Gerçekten de Rusya'nın bu yeni, en azından Avrupa'nın lider ülkeleri açısından "vazgeçilemez ülke" statüsü zirvede başka alanlarda da özellikle Ukrayna ve Gürcistan'ın NATO üyelikleri gündeme geldiğinde kendini hissettirdi.
Almanya, bu iki ülkeye bu zirvede üyelik verilmesine kesinlikle karşıydı. Dışişleri Bakanı Frank-Walter Steinmeier' e göre bu "akıllı bir hareket olmayacak, Moskova ile ilişkileri daha da zorlaştıracaktı." Fransa, Almanya ile aynı frekanstaydı. Başbakan François Villon , "Avrupa ile Rusya arasındaki güçler dengesini bozacağını" düşünüyordu (Baran, Z, 02/03/08, Hudson Inst.). İngiltere, kararın geçmeyeceğini anlayınca, Fransa ve Almanya ile aynı safta kalmaya karar verdi.
Füze kalkanı projesine gelince, NATO ülkeleri, bu projeyi benimsediklerini açıkladılar.

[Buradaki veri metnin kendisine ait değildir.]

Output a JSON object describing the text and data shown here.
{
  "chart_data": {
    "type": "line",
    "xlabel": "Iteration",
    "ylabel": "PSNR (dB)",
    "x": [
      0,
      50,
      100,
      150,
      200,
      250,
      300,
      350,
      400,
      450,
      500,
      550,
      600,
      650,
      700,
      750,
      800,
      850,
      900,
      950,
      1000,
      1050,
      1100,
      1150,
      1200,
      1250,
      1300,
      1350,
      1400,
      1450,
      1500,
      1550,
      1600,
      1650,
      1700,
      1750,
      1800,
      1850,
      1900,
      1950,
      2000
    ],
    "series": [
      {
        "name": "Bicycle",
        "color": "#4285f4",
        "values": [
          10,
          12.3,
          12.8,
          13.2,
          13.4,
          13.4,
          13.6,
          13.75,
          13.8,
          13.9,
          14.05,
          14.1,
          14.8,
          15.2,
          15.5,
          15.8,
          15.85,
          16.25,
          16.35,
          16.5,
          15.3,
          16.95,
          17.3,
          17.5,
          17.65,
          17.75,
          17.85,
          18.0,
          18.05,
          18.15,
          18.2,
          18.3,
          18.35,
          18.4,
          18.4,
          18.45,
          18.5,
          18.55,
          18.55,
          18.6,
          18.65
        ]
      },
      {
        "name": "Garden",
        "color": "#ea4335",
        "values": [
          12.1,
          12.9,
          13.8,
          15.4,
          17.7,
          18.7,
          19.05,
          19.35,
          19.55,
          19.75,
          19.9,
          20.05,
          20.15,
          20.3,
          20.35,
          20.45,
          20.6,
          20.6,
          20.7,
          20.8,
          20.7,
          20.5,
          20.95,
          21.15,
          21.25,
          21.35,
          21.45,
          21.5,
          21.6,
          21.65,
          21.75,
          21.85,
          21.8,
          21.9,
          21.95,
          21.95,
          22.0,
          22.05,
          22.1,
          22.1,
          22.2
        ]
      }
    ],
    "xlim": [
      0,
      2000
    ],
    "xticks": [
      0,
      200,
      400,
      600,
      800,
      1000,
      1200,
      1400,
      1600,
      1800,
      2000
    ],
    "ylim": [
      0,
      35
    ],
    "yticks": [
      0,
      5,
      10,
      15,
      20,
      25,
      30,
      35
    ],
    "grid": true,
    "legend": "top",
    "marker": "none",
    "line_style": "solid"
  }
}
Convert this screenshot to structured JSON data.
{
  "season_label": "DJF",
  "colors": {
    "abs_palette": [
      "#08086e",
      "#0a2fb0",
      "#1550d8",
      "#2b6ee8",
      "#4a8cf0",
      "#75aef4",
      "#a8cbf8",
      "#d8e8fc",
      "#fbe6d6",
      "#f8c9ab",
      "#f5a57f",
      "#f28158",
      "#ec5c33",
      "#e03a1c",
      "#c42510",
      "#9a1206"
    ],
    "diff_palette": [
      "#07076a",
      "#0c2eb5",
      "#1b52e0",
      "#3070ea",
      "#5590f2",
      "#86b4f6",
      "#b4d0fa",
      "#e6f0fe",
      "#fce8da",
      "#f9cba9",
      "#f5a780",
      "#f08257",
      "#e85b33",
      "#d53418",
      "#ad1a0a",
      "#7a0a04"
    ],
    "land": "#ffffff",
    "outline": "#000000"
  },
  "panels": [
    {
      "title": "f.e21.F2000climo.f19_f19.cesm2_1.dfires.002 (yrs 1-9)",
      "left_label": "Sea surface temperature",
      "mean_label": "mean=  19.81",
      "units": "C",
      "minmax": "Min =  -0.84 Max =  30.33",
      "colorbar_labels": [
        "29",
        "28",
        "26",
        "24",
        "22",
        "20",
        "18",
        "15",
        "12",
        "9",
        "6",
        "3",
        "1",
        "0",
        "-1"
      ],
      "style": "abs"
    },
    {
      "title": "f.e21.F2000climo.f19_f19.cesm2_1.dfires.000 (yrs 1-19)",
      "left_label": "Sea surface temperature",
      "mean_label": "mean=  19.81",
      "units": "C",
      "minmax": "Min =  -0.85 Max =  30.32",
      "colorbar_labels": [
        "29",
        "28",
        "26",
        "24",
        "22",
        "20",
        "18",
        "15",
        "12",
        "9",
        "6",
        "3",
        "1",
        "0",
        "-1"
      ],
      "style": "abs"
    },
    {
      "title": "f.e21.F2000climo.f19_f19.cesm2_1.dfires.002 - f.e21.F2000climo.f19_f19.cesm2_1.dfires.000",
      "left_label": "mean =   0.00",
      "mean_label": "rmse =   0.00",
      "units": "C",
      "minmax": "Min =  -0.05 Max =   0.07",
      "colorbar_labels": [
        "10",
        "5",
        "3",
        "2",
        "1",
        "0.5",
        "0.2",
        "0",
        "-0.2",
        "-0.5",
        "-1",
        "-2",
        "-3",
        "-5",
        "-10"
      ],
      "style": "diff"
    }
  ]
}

Ancak Rusya'nın itirazlarını göz önüne alarak, bu ülkeye iki önemli güvence verildi. Birincisi, füzeler silolara, İran'ın balistik füze üretme kapasitesi kesinleşmeden konmayacak. İkincisi radar sabit bir beton zemine konarak Rusya'ya doğru dönmesi engellenecek, Rus uzmanlar gerektiğinde bu sistemleri denetleme olanağına sahip olacak. Böylece, füze kalkanının kullanılmasında da Rusya önemli tavizler elde etmesinin yanı sıra, İran'ın balistik füze kapasitesinin saptanması, sistemlerin denetlenmesinin koşulları gibi iki belirsiz alan yaratılmış oluyordu.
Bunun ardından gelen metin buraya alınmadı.